All these things would look and sound challenging but there are financial planners that could assist you in achieving your plans. These professionals can prepare financial planning for folks covering various features of personal finance. It is indeed hard to manage all these things by ourselves since we are also busy working and dealing with other concerns in our lives. Good thing that there are experts that can show us the pros and cons within our plans and make adjustments to fit our needs. They determine all our financial goals by listening to our priorities and purposes in life as well as the other essential factors of our personal lives to aid us in obtaining what we desire in the future.
Not long ago, I was talking to a registered investment advisor or what is known as a financial planner. No, it wasn't mine rather I met the individual in passing at the local Starbucks. In talking about all the ongoing educational requirements and all the new regulations in that financial sector I realized how difficult it was for the practitioners to deal with their clientele.
The basic information for all your bank, brokerage, retirement and other financial and investment accounts. This includes the name of the institution, the institution's contact information, the account numbers, passwords and user names for online account access and the addresses of any websites used to access or monitor the accounts.The location of all paperwork related to retirement planning including wills, legal documents, insurance policies, annuity policies, prospectuses, checkbooks, etc.How to access all of the investment and bank accounts. If you have an IRA, 401k, money market account, brokerage account or CD both spouses should know how to access it and withdraw money. If you have a life insurance policy with cash value both spouses should know how to access it and borrow money.

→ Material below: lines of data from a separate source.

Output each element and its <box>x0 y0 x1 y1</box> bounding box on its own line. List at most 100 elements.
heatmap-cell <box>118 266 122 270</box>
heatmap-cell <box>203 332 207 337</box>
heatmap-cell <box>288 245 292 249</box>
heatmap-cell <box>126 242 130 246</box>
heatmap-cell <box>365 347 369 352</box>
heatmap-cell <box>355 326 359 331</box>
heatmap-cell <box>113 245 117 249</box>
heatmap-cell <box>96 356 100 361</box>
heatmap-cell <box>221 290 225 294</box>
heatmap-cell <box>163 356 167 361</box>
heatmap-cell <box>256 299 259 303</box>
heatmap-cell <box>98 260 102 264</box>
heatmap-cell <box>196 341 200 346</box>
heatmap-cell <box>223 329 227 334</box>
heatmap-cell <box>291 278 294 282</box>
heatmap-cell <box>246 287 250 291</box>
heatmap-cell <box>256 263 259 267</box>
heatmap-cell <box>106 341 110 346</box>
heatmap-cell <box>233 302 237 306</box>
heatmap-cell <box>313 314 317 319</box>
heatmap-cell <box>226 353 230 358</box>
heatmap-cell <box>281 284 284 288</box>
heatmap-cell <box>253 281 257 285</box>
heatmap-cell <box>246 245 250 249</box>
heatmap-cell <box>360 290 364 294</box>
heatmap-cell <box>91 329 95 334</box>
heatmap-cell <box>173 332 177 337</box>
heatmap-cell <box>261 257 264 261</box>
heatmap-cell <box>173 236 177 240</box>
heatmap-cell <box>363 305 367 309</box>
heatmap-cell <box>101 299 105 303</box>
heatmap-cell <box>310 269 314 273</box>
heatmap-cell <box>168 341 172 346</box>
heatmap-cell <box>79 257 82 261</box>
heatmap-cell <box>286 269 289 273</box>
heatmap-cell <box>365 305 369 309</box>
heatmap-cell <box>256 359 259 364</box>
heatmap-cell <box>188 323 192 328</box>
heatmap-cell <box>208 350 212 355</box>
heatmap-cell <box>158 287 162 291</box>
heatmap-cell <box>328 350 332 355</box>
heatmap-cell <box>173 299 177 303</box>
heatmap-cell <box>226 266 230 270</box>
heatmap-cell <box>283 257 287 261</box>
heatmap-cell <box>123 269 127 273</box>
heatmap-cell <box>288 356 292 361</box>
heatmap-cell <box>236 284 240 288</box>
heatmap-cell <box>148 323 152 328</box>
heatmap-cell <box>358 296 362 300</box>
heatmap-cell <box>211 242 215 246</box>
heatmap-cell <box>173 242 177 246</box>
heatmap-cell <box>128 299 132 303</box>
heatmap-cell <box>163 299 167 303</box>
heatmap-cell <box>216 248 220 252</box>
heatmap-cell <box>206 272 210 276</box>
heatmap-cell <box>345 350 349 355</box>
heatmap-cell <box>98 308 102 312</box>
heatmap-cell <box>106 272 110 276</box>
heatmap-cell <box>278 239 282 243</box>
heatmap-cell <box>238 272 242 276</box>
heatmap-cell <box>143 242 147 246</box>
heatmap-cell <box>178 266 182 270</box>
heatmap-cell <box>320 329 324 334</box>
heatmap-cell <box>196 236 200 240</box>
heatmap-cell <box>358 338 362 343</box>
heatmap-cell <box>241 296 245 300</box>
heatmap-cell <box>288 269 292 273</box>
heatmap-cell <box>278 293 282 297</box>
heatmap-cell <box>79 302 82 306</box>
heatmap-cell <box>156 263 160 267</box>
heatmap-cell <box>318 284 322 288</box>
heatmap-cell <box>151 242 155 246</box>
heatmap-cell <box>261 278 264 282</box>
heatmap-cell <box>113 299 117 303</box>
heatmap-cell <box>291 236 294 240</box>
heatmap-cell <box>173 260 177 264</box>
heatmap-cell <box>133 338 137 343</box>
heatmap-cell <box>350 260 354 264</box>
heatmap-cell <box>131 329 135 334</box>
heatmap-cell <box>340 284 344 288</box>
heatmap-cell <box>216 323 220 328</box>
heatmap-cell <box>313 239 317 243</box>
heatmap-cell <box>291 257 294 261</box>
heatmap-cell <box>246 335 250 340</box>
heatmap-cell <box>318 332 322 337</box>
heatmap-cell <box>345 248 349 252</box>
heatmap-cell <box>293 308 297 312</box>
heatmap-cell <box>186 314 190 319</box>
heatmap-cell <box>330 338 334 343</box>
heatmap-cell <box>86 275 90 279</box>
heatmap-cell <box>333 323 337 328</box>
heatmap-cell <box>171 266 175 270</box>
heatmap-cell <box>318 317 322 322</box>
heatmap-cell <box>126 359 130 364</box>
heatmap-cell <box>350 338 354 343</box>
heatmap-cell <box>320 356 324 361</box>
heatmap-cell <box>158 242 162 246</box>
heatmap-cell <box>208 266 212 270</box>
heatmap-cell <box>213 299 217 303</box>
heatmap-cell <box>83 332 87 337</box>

Is amazing how many questions a retirement planning consultant, or financial planner must ask these days to comply with all the federal and state requirements. There are what they call; "know your customer laws," and therefore the practitioner must ask all the questions and fill out all the forms. Then there are the questions that the retirement customer asks. Sometimes they are silly things such as; "should I be buying gold?"Another challenge that retirement planners and financial consultants must deal with is that they generally work for a larger firm that also has rules to stay out of hot water with the SEC and consumer protection agencies. Often this can get in the way of asset allocation when a given client wants to play it safe for their retirement, and then gets some wild hair up their rear end to go and make a silly and non-prudent financial investment decision on their own.
Of course, the financial advisor can indeed advise against it, but there is no way they can stop the individual from making a stupid decision or investing in a bad financial vehicle. It happens all the time. Worse, often these folks get themselves into trouble, lose a huge amount of their money, and then they call a financial advisor to help them fix everything. Unfortunately, often it becomes too late, and they just don't have enough money in their nest egg to retire on schedule or live comfortably in that retirement.If they only have a little bit of money left over after a bad financial hit, often the financial consultant doesn't even want to deal with them because the cost of compliance in taking on a new client is just too great, and there's not enough commission or fees to make it worth their while. Be sure to be honest with your strategic retirement planning expert. Indeed I hope you will please consider all this and think on.